Cuttage - Plant propagation by cutting.

Cutter Bar - A mechanism on a Binder, Combine Harvester or Mower which cuts the crop and consists of a fixed finger bar (Fingers) and reciprocating knives. The knives of a mower operate at a faster speed than those on binders and combines since grass is more difficult to cut than the dry straw stems of cereals.

Cutter Blower - Forage Blower.

Cutting - A cut section of material removed from a living plant which, when placed in a suitable rooting medium, will produce roots and give rise to a new plant. Cuttings are used extensively in the propagation of certain types of plant, e.g., Chrysanthemums, Geraniums, etc. (Refer to Graft, Budding, Layering).

Cutworm - A caterpillar of various noctuid moths, active at night only, attacking roots and stems and named after its habit of eating completely through young plant stems at ground level. Also called surface caterpillar.

Cycloheximide - An inhibitor of protein biosynthesis.

Cyanamide (CaCN2) - Calcium cyanamide, an Artificial Fertilizer, converted by soil water into Ammonia. Also called nitrolime.

Cyst - 1. A membrane secreted around the resting stages of many animals during their development, e.g., that enclosing Eelworm eggs in the soil.
2. A swelling or hollow tumour containing soft or watery matter as distinct from pus.
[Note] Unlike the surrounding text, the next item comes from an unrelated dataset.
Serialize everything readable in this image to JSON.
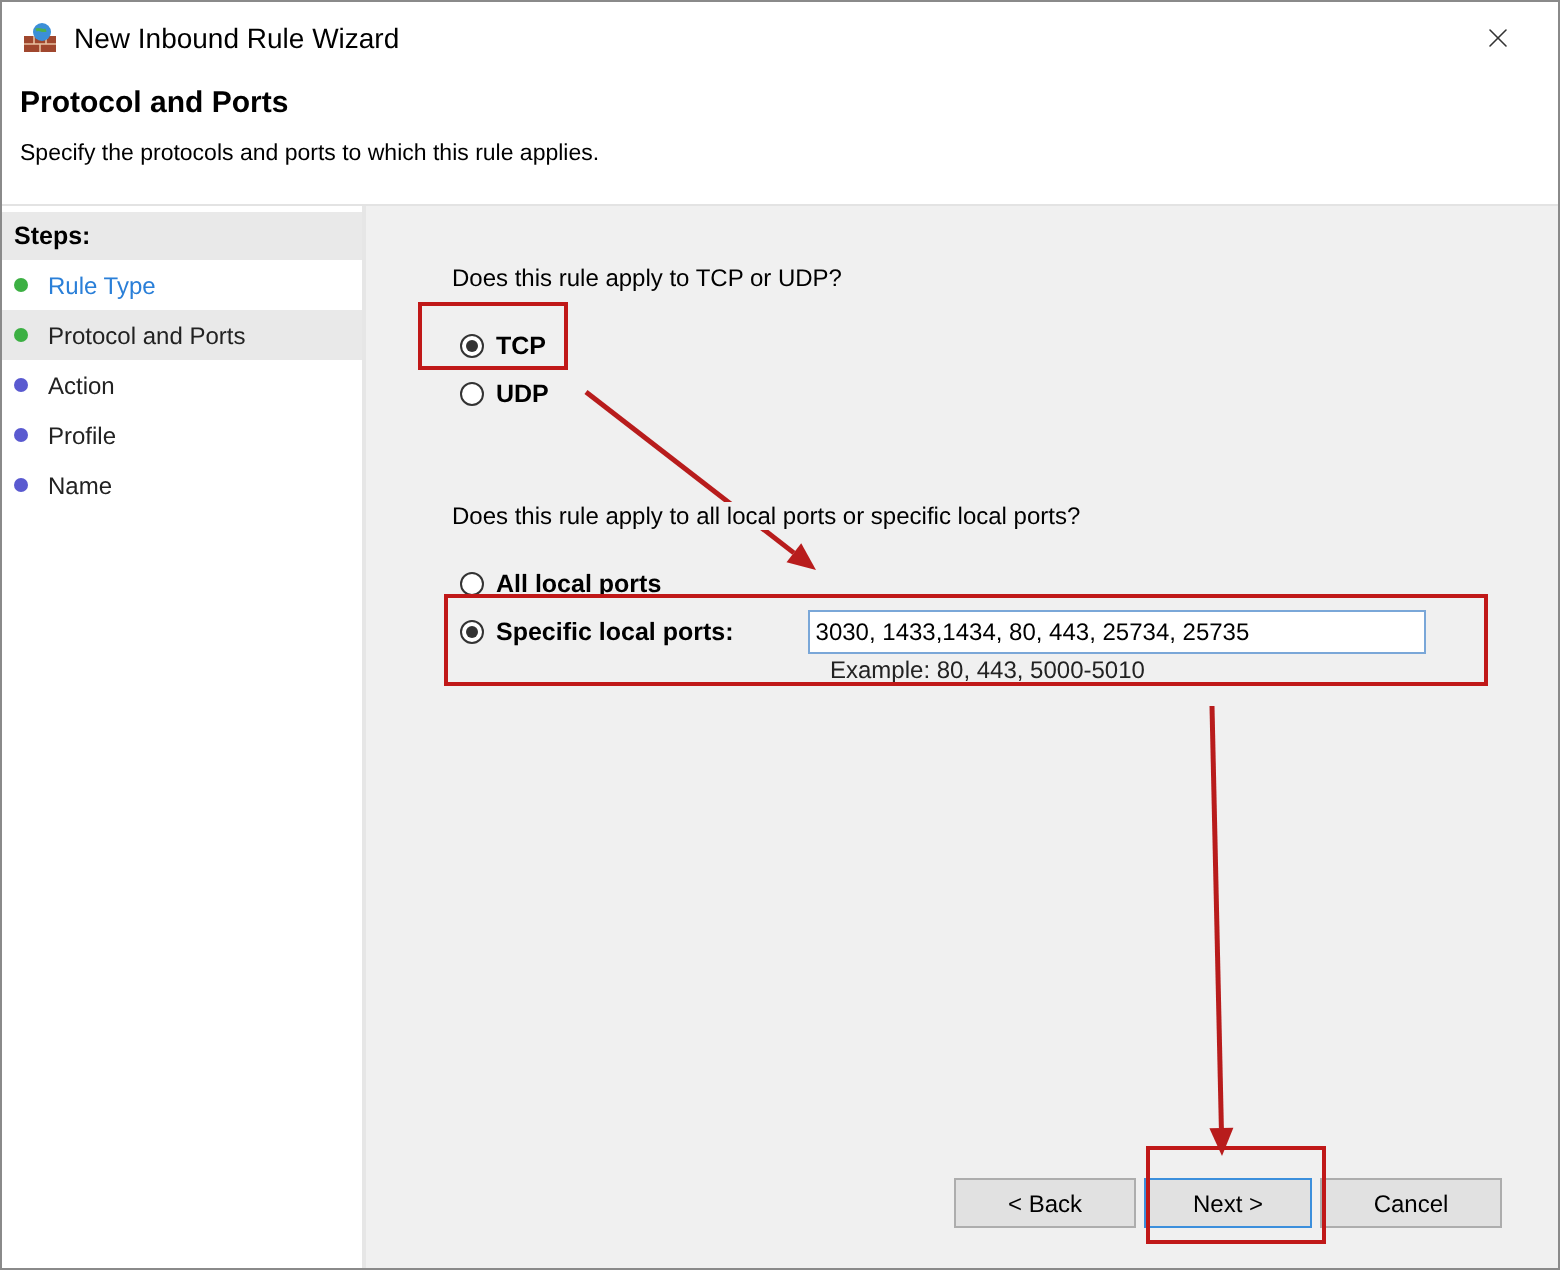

Cytogenetics - Science dealing with the study of the biological systems using the combined approach of cytology and genetics.

Cytology - Branch of biology dealing with the structure, function, properties, physiology, development and reproduction of cells.

Cytoplasmic Genetic Male Sterility - Type of male sterility which depends upon the action of genes carried in the nucleus with a particular cytoplasm.

Cytoplasmic Inheritance - Means the transmission of hereditary characters via the DNA of self replicating extranclear organelles like mitochondria and chloroplasts.

Cytoplasmic Male Sterility - Type of male sterility which is governed by the cytoplasm rather than by the action of nucleus. It gets transmitted only through the female parent.

Cytosol - Soluble part of cytoplasm which is left after the particles got separated, e.g., by centrifugation.

Cytotaxonomy - Classification of plants which is based on a study of cellstructure.